I have seen the future and it's got pedals attached.

Englishman ROBERT POOLE experiences a very different approach to cycling on a visit to Germany.

‘I have seen the future and it works' was one American visitor's comment on revolutionary Russia in 1919.  As the revolution didn't work and is now in the past, such claims are clearly risky. Recently, however, I paid my first visit to Germany, and I can proclaim: I have seen the future and it works with pedals.

Simply, I saw cyclists treated as normally as pedestrians, and mixing happily with them.

To be more accurate, I didn't see “cyclists” as such, for the term commonly implies a distinctive category of road users. What I saw was a lot of people of all ages and types, shapes and sizes, who happened to be using cycles for all sorts of purposes. And they were all over the place: on the road, on roadside cycle paths, on shared-use sidewalks, or simply on the pavement. Even in the busiest pedestrianised part of the centre of Munich, room had been found for a pair of dotted lines a couple of yards apart marking off a channel for cyclists, who passed through every few seconds.

And they didn't keep ringing bells either. Ding-a-ling! Here comes Noddy on his bike! Ding-a-ling! Look out, you naughty gnomes! None of that in Munich or Augsburg, even though they lie in the most conservative part of Germany. Here, passing cyclists create no more of a ripple than a shopping trolley or a buggy.

All this seemed to be taken completely for granted. In some pedestrian zones some cyclists got off and pushed, so perhaps you weren't supposed to cycle there, but there were no forbidding signs, and no policemen to stop people. The situation seemed to be self-regulating.
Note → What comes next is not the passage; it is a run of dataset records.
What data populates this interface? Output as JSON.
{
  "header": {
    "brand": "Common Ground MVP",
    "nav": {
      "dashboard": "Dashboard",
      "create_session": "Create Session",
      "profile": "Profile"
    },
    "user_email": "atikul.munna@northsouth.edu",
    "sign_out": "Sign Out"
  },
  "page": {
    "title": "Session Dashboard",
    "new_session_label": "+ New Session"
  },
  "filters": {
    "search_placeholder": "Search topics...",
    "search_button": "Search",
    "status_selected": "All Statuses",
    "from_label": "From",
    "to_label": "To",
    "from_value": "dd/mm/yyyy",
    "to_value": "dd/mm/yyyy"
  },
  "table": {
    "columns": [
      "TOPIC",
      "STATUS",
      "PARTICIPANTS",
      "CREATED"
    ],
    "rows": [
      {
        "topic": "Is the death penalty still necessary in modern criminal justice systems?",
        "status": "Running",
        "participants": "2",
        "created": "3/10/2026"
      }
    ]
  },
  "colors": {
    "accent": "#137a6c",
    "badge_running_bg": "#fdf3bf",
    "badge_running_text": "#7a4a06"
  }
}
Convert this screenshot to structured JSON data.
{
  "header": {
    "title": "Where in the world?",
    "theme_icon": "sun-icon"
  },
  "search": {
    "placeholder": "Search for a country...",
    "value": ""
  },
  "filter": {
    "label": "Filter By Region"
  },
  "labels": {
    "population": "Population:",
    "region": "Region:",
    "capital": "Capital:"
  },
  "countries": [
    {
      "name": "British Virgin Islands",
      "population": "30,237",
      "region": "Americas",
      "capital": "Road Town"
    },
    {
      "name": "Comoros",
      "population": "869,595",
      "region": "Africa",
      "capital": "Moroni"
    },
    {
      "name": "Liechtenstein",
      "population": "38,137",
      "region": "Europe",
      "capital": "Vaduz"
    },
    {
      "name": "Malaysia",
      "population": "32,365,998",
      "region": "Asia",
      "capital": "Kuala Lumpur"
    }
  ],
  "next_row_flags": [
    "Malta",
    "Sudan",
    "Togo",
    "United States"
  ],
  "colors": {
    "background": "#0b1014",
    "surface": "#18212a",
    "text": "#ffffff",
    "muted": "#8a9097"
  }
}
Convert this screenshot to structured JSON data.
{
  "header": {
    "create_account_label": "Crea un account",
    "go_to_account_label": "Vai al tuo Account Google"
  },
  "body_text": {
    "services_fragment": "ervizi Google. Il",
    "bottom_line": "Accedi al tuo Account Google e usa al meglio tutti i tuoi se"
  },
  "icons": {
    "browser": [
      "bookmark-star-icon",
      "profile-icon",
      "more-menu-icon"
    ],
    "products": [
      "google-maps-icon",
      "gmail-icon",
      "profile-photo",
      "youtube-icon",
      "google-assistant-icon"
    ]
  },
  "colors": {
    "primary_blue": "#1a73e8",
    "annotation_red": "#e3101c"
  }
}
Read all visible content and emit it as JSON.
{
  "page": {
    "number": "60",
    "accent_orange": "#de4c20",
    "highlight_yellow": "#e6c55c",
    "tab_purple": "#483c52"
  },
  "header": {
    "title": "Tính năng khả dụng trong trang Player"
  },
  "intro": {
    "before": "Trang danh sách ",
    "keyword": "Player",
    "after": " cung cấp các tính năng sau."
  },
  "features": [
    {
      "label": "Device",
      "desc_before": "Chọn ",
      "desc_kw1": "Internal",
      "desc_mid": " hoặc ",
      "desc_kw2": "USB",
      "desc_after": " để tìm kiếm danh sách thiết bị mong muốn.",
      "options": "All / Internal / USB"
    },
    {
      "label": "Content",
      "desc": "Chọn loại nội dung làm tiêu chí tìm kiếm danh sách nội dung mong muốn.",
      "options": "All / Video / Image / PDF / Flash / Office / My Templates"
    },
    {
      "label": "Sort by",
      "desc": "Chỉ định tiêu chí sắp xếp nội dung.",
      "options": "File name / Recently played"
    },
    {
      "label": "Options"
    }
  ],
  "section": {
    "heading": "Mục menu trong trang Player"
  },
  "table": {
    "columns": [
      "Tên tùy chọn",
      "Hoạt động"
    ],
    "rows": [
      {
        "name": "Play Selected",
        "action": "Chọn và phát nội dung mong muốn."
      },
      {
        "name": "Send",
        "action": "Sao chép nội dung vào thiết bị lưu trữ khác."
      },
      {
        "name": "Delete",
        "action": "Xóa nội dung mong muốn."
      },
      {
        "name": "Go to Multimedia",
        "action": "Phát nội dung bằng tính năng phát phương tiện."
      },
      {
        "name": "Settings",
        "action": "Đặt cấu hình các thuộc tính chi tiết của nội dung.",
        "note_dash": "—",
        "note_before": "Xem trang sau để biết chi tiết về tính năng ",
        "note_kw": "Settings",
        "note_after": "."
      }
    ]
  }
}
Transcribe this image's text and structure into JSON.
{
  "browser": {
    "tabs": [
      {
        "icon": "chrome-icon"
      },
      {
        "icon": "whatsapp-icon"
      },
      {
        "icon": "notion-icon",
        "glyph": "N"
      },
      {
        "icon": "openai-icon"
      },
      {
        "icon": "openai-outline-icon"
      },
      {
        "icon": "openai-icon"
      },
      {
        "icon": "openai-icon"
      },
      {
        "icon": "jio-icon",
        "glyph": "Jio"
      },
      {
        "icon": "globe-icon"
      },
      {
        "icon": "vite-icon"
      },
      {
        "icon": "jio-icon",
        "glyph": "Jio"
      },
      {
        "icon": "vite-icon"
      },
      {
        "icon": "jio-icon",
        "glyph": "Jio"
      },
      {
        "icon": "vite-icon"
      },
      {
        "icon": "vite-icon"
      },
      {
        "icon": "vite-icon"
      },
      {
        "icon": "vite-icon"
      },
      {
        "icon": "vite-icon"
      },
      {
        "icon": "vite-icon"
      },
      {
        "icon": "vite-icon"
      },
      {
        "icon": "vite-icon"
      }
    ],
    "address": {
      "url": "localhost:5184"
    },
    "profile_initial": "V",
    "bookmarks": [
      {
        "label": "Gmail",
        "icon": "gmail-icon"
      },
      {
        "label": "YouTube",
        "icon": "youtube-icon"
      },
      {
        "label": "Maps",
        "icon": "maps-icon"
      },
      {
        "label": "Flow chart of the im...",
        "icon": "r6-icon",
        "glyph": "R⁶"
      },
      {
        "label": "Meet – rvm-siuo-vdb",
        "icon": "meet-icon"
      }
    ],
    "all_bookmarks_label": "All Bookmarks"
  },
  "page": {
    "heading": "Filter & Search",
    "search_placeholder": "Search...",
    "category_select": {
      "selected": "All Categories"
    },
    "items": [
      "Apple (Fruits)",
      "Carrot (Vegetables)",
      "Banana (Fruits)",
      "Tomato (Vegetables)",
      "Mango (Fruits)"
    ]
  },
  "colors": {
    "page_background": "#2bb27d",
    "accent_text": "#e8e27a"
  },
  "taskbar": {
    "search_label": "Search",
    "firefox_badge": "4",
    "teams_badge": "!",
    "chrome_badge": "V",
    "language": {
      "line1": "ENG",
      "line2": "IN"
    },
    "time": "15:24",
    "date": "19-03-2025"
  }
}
Where there were lines painted on the pavement for cycles, people walked in them anyway and cyclists just melted through. I spent some time watching over several days, and never once saw anything that threatened a collision, although I saw plenty of cyclists and pedestrians very close to each other. Germans on cycles, at least in urban areas, simply cycle slowly, mostly on upright roadsters, often with the instep flat on the pedal, occasionally with an ice cream in one hand.

Quite commonly, pavement riding is officially sanctioned.  Germany has one road sign that England doesn't: a blue circle, containing hieroglyphics of a parent and child above a bicycle, with no dividing line between them. It indicates a motor-free path or zone for pedestrians and cyclists without distinction. The parent and child logo is a nice touch, reminding other road users what to look out for; it is found on “home zone” streets in particular, but also others. In home zones, people old and young cycle freely, and no contradiction is felt between pedestrian zone and cycle access. This is what home zones are for: creating an area where children in particular can play and learn to cycle, and to grow up to be full citizens of the streets and not mere pedestrians clinging onto the sidewalks.

In England, raise the question of cycle access to pedestrian areas or seaside promenades and the prospect will immediately be conjured up of (as one local councillor put it) “hordes of racing cyclists terrorising old ladies”.  Cyclists here are still thought of (wrongly) as athletic males charging around at speed, or as two-wheeled juvenile delinquents. Even on segregated shared-use paths, walkers flatten themselves against the bushes two hundred yards in front of you, seizing errant children with cries of “mind the bike!”

Recently in Lancaster the road safety lobby staged a children's cycling event in the city centre pedestrian zone. Children had to walk to a small reserved area where they were lectured briefly on the need for helmets, then equipped with full safety gear and allowed to cycle around a prescribed course on cycles supplied by the organisers. Nothing could be better calculated to drive cycling out of the normal traffic environment to the recreational margins. And how does our government go about targeting anti-social road use?  By enforcing the laws against speeding, pavement parking and drink driving?  No – by introducing on-the-spot fines for pavement cycling.

Where there is a true cycling culture, this sort of nonsense doesn't happen. You don't expect to race through city centres in Germany, but you do expect to get through. In Germany, cyclists are people too.